Hierländer: “Brauchen zwei große Spiele”

Das hat am Samstag beim 2:1-Sieg über Schlager gegen Meister Salzburg perfekt geklappt. Mit solchen Leistungen – darunter der Doppelpack von Stürmer Rasmus Hoglund – brauchen sich die Spieler von Ilzer nicht vor dem 16-fachen ukrainischen Meister zu verstecken, der zum dritten Mal in Folge in der Gruppenphase stehen will. „Wir brauchen zwei Spiele an der Spitze, und wir müssen doppelt so gut abschneiden wie am Samstag gegen Salzburg“, sagte Kapitän Stefan Herlander. Dann weiter im Rahmen der Möglichkeiten. „Sie sind die Favoriten, aber wir wollen unbedingt erfolgreich sein“, sagte der 31-jährige Kärntner.

Nach der Überraschung in der Liga konzentrierten sich die Grazer darauf, den Europapokal hervorzuheben. „Beim Salzburg-Spiel haben wir schnell gearbeitet und gesehen, dass kleine Fehler sofort zu gefährlichen Situationen führten, die auch zu einem Gegentor führten. Erneuerung, Taktik und Vorbereitung auf das Spiel gehörten in den letzten Tagen zu den wichtigsten Dingen“, sagte er Elzer. . Sein Team brach am Dienstagnachmittag mit der Avanti Air Charter Maschine nach Polen auf, am Abend stand eine „kurze und scharfe“ Einheit auf dem Programm.

Jantscher ist nicht da

Es geschah ohne Jacob Guncher.
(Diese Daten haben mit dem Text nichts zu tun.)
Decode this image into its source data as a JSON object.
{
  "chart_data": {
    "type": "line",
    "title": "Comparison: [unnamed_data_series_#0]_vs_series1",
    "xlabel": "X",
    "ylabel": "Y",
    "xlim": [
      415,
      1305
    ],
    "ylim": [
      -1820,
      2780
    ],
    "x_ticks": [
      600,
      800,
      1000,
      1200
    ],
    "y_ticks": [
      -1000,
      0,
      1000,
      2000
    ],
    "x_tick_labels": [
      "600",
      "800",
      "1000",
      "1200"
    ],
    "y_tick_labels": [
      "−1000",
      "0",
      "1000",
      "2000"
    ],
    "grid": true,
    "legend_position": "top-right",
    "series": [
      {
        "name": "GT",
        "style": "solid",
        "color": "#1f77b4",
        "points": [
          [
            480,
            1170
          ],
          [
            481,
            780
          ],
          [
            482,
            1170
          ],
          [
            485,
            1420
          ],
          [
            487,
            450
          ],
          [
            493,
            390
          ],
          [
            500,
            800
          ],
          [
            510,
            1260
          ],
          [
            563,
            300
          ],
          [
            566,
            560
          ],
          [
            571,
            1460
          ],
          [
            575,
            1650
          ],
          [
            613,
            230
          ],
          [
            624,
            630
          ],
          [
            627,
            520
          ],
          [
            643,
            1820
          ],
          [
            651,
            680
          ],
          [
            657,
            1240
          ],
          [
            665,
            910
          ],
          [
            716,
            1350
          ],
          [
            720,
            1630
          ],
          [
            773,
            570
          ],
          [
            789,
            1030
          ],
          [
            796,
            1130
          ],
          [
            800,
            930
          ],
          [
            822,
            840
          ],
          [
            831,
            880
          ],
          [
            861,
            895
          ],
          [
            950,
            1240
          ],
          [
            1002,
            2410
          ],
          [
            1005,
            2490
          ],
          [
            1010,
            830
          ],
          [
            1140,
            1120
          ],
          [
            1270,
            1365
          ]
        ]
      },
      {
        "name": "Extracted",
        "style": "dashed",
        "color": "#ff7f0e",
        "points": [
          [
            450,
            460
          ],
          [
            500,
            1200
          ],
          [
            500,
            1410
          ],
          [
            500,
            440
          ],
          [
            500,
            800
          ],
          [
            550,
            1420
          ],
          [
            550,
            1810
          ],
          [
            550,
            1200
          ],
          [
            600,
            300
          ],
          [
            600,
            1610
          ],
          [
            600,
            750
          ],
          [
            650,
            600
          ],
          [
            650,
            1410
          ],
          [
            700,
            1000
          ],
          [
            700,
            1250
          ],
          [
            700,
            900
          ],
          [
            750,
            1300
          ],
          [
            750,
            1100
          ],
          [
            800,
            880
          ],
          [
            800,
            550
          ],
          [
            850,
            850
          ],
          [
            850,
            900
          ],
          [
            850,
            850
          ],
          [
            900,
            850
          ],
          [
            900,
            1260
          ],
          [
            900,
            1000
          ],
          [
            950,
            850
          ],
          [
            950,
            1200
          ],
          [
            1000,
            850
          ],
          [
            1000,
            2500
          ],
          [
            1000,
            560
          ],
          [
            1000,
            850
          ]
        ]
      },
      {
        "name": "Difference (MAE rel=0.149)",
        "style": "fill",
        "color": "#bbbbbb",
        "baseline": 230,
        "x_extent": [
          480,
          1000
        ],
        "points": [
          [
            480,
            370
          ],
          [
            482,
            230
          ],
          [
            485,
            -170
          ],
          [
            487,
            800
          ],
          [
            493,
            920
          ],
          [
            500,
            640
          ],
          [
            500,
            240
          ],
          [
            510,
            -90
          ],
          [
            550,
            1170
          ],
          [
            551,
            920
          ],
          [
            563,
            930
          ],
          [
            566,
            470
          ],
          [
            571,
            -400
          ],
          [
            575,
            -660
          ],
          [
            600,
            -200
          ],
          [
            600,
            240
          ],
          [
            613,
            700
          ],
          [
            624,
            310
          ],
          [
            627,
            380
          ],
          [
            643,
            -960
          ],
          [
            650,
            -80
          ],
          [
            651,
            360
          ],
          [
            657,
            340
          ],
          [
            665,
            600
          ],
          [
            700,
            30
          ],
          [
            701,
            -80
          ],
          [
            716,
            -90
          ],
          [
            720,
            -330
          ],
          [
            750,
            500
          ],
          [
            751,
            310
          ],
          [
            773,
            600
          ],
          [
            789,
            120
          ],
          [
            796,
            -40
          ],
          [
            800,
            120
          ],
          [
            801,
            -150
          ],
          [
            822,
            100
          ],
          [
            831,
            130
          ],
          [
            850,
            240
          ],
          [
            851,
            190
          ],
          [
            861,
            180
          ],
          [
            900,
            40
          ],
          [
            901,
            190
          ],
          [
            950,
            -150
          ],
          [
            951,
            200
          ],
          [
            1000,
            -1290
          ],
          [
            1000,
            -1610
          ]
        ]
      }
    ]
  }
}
Der Veteran, der einen Wadenmuskelfaserriss hat, hat das Rennen gegen die Zeit verloren und setzt seine Behandlung zu Hause fort, vielleicht damit er am Samstag in Reed wieder eine Rolle in der Liga spielen kann. „Es war toll, Güncher als Aktiven mitzunehmen, aber seine Genesung steht im Vordergrund“, bestätigte Sturms Coach. Im Vergleich zum Wochenende steht wieder der gesperrte Innenverteidiger David Avengruber zur Verfügung, der ebenfalls in der Startelf stehen soll.

„Wir wollen gut Fußball spielen, so wie wir spielen“, sagte Ilzer. Das Wichtigste ist, den Raum klein zu halten. „Aber wir werden auch versuchen, unseren Anteil am Spiel zu nehmen und Dynamo Kyiv aus dem Rhythmus zu bringen“, sagte der 44-Jährige aus der Steiermark. “Aber es ist klar, dass wir eine heroische Leistung brauchen.”

Kiew mit vollem Fokus auf CL

Während sein Team derzeit englische Wochen verbringt, kann sich Kyiv aufgrund des nationalen Stillstands zu Hause voll und ganz auf den Europapokal konzentrieren. In der zweiten Runde besiegte Fenerbahce Istanbul. Nach einem 0:0 bei Lodz war am vergangenen Mittwoch ein 2:1-Erfolg nach Verlängerung ausschlaggebend. Auch Andreas Ceker interessierte sich für die Stände in Istanbul. Sturms Sportdirektor sagte: „Sie haben einen Kader von unglaublicher Qualität, sehr kompakt auf dem gesamten Feld und sehr körperlich stark. Das war auch ein entscheidender Faktor für unseren Aufstieg gegen Fenerbahce.“

Auch deshalb wird bisher kaum über eine Teilnahme an der „First Division“ spekuliert – Lissabons Benfica wartet womöglich noch auf das Play-off. Scheker schätzte die Situation realistisch ein: „Die Champions League ist noch weit entfernt.“ Die Mannschaft von Dynamo, trainiert vom 77-jährigen Mircea Lucescu, ist definitiv besser als Sturm. „Wir streben in Polen ein gutes Ergebnis an, das uns alle Chancen für das Rückspiel gibt“, sagte Scheker. Sturms Europapokal-Wege kreuzten sich nur einmal mit einem ukrainischen Vertreter. In den Playoffs der Europa League 2009 trennten sie sich zu Hause mit 1:1 gegen Metalist Kharkiv und gewannen dann auswärts mit 1:0.